高校に行ったら、地元の人間は二人きりだ。変な噂が立っても、ジュンミョンが地元に居づらくなることもない。いや、それでも学校でそんな噂が立ったら嫌だよな……いやいや!噂以前にジュンミョンとの仲を深めないとだろ!
もうガキみたいなことはやめて、ジュンミョンにもっと近づきたい。ずっとお前だけが好きだったって言いたい……と、期待は膨らんでいたのに、高校生活のフタを開けてみれば、この口がまたもやかわいげないことばかりを言ってしまうのだった……。

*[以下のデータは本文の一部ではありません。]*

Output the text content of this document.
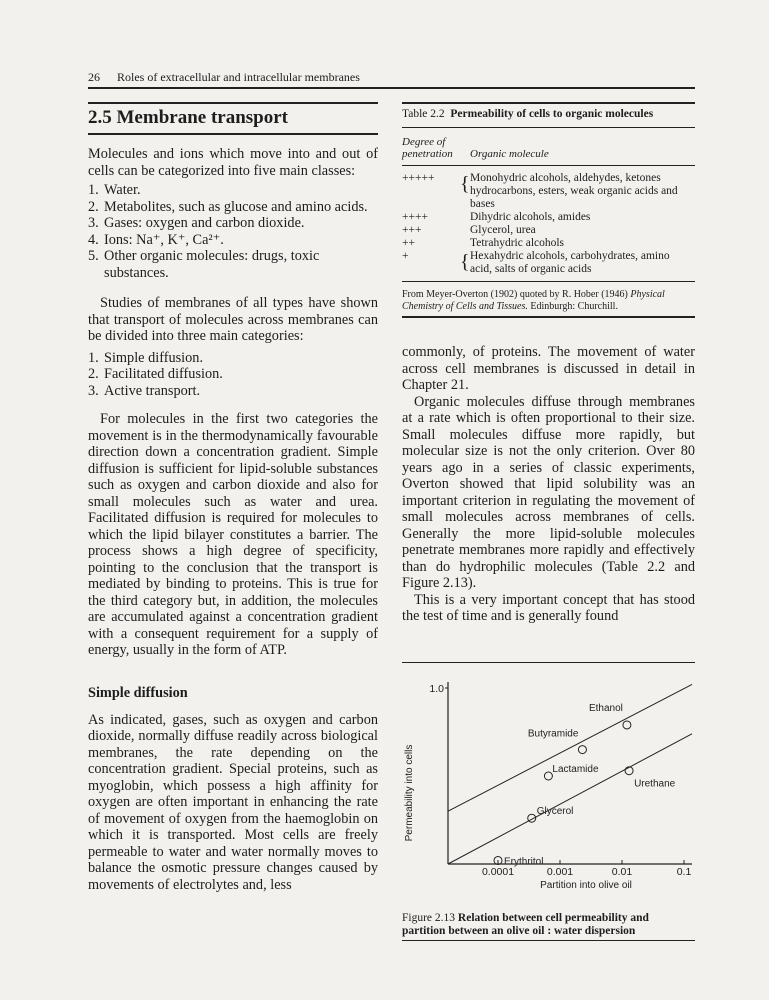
26 Roles of extracellular and intracellular membranes
2.5 Membrane transport

Molecules and ions which move into and out of cells can be categorized into five main classes:

1. Water.
2. Metabolites, such as glucose and amino acids.
3. Gases: oxygen and carbon dioxide.
4. Ions: Na⁺, K⁺, Ca²⁺.
5. Other organic molecules: drugs, toxic substances.

Studies of membranes of all types have shown that transport of molecules across membranes can be divided into three main categories:

1. Simple diffusion.
2. Facilitated diffusion.
3. Active transport.

For molecules in the first two categories the movement is in the thermodynamically favourable direction down a concentration gradient. Simple diffusion is sufficient for lipid-soluble substances such as oxygen and carbon dioxide and also for small molecules such as water and urea. Facilitated diffusion is required for molecules to which the lipid bilayer constitutes a barrier. The process shows a high degree of specificity, pointing to the conclusion that the transport is mediated by binding to proteins. This is true for the third category but, in addition, the molecules are accumulated against a concentration gradient with a consequent requirement for a supply of energy, usually in the form of ATP.

Simple diffusion

As indicated, gases, such as oxygen and carbon dioxide, normally diffuse readily across biological membranes, the rate depending on the concentration gradient. Special proteins, such as myoglobin, which possess a high affinity for oxygen are often important in enhancing the rate of movement of oxygen from the haemoglobin on which it is transported. Most cells are freely permeable to water and water normally moves to balance the osmotic pressure changes caused by movements of electrolytes and, less

Table 2.2 Permeability of cells to organic molecules
Degree of
penetration	Organic molecule
+++++	{	Monohydric alcohols, aldehydes, ketones hydrocarbons, esters, weak organic acids and bases
++++		Dihydric alcohols, amides
+++		Glycerol, urea
++		Tetrahydric alcohols
+	{	Hexahydric alcohols, carbohydrates, amino acid, salts of organic acids
From Meyer-Overton (1902) quoted by R. Hober (1946) Physical Chemistry of Cells and Tissues. Edinburgh: Churchill.

commonly, of proteins. The movement of water across cell membranes is discussed in detail in Chapter 21.

Organic molecules diffuse through membranes at a rate which is often proportional to their size. Small molecules diffuse more rapidly, but molecular size is not the only criterion. Over 80 years ago in a series of classic experiments, Overton showed that lipid solubility was an important criterion in regulating the movement of small molecules across membranes of cells. Generally the more lipid-soluble molecules penetrate membranes more rapidly and effectively than do hydrophilic molecules (Table 2.2 and Figure 2.13).

This is a very important concept that has stood the test of time and is generally found

1.0
0.0001	0.001	0.01	0.1
Partition into olive oil
Permeability into cells
Erythritol
Glycerol
Lactamide
Butyramide
Ethanol
Urethane
Figure 2.13 Relation between cell permeability and partition between an olive oil : water dispersion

あぁ、クソっ!おまけに、ジュンミョンに好きなんじゃないの?なんて言われて動揺しまくって……あれ?待てよ??素直に認めればよかったのか?バレてよかったんじゃ?「そうだよ!お前が好きなんだ!」って言えばよかったんじゃなかったのか……???
「だぁっ!クソ!もう、わっかんねぇっ!」
「うるせぇぞ!セフナっ!」
隣の部屋にいる兄が壁越しに怒鳴る声が、超絶に癇に障る。あぁ、うるせぇ!こっちはそれどころじゃねぇんだよ!!
セフンは体を起こして、壁に向かって叫んだ。
「うるせぇ!バカ兄貴っ!!」
「うるさいのはあんたたち両方よ!!二人とも、ご飯だから降りてきなさい!!!」
階下の母の叫びは、兄弟をたやすく凌駕した。セフンは大人しく口を閉ざす。それにしても、あぁ、メシが喉通る気がしねぇ……明日、どんな顔してジュンミョンに会えばいいんだろうか。
セフンは大きく嘆息して、再びベッドにどすんと沈み込むと、冷めるから早く降りてきなさい!と叫ぶ母の声が、まるで水の中にいるように遠く聞こえてきた。